I bought this a little hesitantly since I had bad luck with Arcadia’s Sauvignon Gris but my friends at Solera promised me it would be good and they have yet to steer me wrong. And I’ll give another chance to anyone who uses peacocks on all its labels. At I think only 75 TL (minus the 25% take away discount) this Sauvignon Gris Pinot Gris blend isn’t cheap, but it won’t break the bank.
Brilliant pale gold in the glass at least this Arcadia was starting off on a pretty foot. The nose was also quite lovely with white flowers, melon, and tropical notes with an underlying sweetness (probably the flowers). On the palate it was all zesty acid and citrus with tropical notes and more flowers.
The guys at Solera are rarely wrong, I did indeed like this one. This could pair very well with food but was also quite enjoyable on its own. I’m not waxing poetic as I often do for the red wines, but more white wines like this and the Kayra Viognier and I might stop drinking white wines only in the summer.
Recently I let the guys at La Cave talk me into another bottle of wine; the Arcadia 2012 Pinot Gris. I do need more whites now that summer is on and at only 49 TL I wasn’t risking too much with this one. Plus I liked the art work. I’m not usually a huge fan of Pinot Gris. Like Sauvignon Blanc, Pinot Gris, also known as Pinot Grigio, wines have a wide range of flavors depending on whether they were grown in cool climates (Italy and most of the USA/Australia) or warm climates (the Alsace, France, Turkey). And as with Sauvignon Blanc I prefer the warmer climate “riper” styles but usually as a food wine.
Arcadia’s 2012 Pinot Gris is a pretty nice example of a warmer climate style and given the price is actually a great bargain if you like this style of wine. While I was largely pleased with the flavor, again for me it was a food wine and my over all experience with this was enhanced a great deal by accompanying it with one of my favorite summer foods: chicken salad with red grapes and walnuts.
In the glass this estate-bottled Arcadia 2012 Pinot Gris is a beautiful gold color. For this particular wine, Arcadia uses limited filtration so there was some sediment in the glass-something I had not before encountered in a white wine. The nose was very citrusy which also came through on the palate-citrus, melon, honey, and a bit of something from the oak but I couldn’t quite identify that. Like a cooler-climate Italian-style Pinot Gris, I also detected some minerality at the end of the finish.
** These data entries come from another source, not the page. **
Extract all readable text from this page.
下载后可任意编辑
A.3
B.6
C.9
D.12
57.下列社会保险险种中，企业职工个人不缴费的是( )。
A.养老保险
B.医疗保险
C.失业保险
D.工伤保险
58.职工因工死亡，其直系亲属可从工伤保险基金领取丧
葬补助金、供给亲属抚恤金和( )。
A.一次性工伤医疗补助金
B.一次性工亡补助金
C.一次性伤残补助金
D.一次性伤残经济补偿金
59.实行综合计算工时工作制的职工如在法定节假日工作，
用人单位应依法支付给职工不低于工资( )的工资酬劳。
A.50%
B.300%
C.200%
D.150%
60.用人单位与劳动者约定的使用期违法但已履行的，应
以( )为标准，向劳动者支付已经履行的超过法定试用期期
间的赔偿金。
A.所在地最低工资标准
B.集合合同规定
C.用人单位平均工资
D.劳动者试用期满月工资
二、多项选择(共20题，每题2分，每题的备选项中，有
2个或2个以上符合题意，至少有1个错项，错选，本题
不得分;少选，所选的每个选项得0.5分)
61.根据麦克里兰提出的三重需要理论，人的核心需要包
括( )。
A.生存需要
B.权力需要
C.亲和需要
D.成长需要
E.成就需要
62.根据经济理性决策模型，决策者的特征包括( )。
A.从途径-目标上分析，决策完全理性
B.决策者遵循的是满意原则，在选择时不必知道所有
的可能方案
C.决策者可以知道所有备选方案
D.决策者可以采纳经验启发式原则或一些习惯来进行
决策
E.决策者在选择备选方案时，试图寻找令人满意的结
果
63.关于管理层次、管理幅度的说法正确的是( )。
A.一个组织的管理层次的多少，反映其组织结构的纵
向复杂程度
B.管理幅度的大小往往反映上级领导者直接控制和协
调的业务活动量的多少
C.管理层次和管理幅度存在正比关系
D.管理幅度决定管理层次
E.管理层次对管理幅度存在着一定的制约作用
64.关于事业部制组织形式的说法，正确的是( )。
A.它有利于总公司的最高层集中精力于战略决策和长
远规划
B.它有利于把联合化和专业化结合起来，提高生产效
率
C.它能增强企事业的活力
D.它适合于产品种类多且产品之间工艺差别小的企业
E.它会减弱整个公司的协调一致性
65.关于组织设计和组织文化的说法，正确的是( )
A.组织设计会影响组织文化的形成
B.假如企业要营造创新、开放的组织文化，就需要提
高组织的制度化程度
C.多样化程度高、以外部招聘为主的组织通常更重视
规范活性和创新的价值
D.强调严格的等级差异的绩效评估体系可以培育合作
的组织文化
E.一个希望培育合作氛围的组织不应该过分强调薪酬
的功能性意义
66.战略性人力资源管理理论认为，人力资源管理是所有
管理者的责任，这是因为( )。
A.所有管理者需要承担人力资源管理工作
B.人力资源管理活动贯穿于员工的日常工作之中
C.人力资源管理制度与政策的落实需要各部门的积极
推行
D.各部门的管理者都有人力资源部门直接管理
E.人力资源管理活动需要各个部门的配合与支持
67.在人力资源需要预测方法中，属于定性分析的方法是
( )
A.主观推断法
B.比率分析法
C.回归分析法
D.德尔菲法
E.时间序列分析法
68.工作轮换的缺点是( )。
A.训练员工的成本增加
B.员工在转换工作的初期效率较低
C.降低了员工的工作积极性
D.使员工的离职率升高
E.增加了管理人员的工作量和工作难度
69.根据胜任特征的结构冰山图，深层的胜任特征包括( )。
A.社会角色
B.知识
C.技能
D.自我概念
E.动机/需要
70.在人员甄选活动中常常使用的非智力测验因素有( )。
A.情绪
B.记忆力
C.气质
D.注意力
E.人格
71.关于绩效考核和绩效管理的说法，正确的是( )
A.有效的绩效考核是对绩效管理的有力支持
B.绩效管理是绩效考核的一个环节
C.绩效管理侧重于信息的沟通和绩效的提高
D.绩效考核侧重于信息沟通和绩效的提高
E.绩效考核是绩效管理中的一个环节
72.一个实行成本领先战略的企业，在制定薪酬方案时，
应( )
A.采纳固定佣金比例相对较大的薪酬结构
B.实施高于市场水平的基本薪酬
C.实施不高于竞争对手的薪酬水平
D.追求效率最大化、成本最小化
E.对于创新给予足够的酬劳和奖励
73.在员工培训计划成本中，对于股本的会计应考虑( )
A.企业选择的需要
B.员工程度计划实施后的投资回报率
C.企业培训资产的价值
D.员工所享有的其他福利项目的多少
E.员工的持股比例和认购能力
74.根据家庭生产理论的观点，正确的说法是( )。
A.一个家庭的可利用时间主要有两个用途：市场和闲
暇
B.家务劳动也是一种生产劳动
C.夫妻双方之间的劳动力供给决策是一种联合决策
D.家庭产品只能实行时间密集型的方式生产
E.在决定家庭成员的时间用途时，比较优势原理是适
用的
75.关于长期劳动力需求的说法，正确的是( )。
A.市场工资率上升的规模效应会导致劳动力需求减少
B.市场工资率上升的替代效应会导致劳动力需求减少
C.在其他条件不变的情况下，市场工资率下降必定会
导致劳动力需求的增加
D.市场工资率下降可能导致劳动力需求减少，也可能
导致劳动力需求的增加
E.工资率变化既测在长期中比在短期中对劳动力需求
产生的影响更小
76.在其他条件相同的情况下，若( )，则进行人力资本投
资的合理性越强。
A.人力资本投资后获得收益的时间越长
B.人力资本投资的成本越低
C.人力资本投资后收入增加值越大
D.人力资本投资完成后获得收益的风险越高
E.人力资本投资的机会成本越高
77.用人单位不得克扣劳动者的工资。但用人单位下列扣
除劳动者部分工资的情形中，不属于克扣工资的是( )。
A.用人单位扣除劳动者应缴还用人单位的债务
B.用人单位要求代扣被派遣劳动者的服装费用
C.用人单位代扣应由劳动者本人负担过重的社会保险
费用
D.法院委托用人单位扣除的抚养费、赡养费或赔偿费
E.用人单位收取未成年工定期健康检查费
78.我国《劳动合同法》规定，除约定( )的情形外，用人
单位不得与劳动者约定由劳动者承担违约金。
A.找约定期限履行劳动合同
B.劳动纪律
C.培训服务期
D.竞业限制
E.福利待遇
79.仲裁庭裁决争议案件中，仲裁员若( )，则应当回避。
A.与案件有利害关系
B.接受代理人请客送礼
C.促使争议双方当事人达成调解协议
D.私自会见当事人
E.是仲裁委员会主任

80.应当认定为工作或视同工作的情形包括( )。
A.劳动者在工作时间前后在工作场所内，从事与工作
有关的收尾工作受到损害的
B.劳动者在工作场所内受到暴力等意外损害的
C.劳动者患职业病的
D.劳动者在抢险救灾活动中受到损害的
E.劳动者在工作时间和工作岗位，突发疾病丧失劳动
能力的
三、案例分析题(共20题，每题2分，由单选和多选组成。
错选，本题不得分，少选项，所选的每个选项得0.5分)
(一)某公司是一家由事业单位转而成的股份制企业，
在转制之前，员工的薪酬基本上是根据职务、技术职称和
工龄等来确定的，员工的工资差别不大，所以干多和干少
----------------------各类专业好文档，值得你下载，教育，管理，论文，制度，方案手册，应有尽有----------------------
It seemed fairly high in acid, in fact that was my very first impression, but it smoothed out a little.
To be honest I liked this more than I thought I would and for only 49TL it’s not a bad white to have on hand. For me it was definitely a food wine and it definitely needed to be served quite cold but I think this isn’t the last time I’ll be seeing this Arcadia Pinot Gris!